Question

Write and equation of the translated or rotated graph in general form (picture below)

Answer 1

Answer:

The answer is hyperbola; (x')² - (y')² - 16 = 0 ⇒ answer (a)

Step-by-step explanation:

* At first lets talk about the general form of the conic equation

- Ax² + Bxy + Cy²  + Dx + Ey + F = 0

∵ B² - 4AC < 0 , if a conic exists, it will be either a circle or an ellipse.

∵ B² - 4AC = 0 , if a conic exists, it will be a parabola.

∵ B² - 4AC > 0 , if a conic exists, it will be a hyperbola.

* Now we will study our equation:

 xy = -8

∵ A = 0 , B = 1 , C = 0

∴ B² - 4 AC = (1)² - 4(0)(0) = 1 > 0

∴ B² - 4AC > 0

∴ The graph is hyperbola

* The equation xy = -8

∵ We have term xy that means we rotated the graph about

  the origin by angle Ф

∵ Ф = π/4

∴ We rotated the x-axis and the y-axis by angle π/4

* That means the point (x' , y') it was point (x , y)

- Where x' = xcosФ - ysinФ and y' = xsinФ + ycosФ

∴ x' = xcos(π/4) - ysin(π/4) , y' = xsin(π/4) + ycos(π/4)

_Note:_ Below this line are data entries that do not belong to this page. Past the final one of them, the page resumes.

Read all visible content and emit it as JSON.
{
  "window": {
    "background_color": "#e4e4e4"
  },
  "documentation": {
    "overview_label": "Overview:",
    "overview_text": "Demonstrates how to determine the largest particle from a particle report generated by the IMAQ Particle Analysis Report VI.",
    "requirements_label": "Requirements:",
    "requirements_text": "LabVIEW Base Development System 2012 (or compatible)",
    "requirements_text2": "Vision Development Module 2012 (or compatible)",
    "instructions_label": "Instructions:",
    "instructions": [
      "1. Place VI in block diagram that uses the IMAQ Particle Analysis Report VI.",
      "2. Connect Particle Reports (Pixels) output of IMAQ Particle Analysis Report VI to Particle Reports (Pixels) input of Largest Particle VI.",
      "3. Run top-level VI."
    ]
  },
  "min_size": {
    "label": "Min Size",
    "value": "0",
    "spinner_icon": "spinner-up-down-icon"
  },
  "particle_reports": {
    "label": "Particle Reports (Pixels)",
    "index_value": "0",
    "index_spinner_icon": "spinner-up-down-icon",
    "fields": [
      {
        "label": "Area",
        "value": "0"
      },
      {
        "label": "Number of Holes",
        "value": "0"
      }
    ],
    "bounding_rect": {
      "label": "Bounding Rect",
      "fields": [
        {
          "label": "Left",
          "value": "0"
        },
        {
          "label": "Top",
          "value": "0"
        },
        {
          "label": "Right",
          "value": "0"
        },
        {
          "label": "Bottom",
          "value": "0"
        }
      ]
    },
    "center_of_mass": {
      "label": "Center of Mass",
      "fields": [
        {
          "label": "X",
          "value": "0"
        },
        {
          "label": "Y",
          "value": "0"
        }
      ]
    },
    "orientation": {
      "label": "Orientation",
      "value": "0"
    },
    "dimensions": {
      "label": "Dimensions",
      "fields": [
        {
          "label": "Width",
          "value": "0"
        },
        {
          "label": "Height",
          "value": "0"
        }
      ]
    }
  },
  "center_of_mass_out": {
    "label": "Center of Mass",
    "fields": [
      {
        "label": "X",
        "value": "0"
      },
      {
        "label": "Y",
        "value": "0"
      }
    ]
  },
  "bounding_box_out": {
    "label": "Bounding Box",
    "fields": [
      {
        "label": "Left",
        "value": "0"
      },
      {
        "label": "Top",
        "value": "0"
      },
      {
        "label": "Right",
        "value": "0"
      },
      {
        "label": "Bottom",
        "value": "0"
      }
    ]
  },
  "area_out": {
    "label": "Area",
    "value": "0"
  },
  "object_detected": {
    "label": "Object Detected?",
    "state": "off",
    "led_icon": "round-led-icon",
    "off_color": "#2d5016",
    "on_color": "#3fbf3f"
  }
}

∴ x' = x/√2 - y/√2 = (x - y)/√2

∴ y' = x/√2 + y/√2 = (x + y)/√2

* Lets substitute x' and y' in the 1st answer

∵ (x')² - (y')² - 16 = 0

∴ $(\frac{x-y}{\sqrt{2}})^{2}-(\frac{x+y}{\sqrt{2}})^{2}=$

 ( $\frac{x^{2}-2xy+y^{2}}{2})-(\frac{x^{2}+2xy+y^{2}}{2})-16=0$

* Lets open the bracket

∴ $\frac{x^{2}-2xy+y^{2}-x^{2}-2xy-y^{2}}{2}-16=0$

* Lets add the like terms

∴ $\frac{-4xy}{2}-16=0$

* Simplify the fraction

∴ -2xy - 16 = 0

* Divide the equation by -2

∴ xy + 8 = 0

∴ xy = -8 ⇒ our equation

∴ Answer (a) is our answer

∴ The answer is hyperbola; (x')² - (y')² - 16 = 0

* Look at the graph:

- The black is the equation (x')² - (y')² - 16 = 0

- The purple is the equation xy = -8

- The red line is x'

- The blue line is y'

Answer 2

Answer:

a. hyperbola;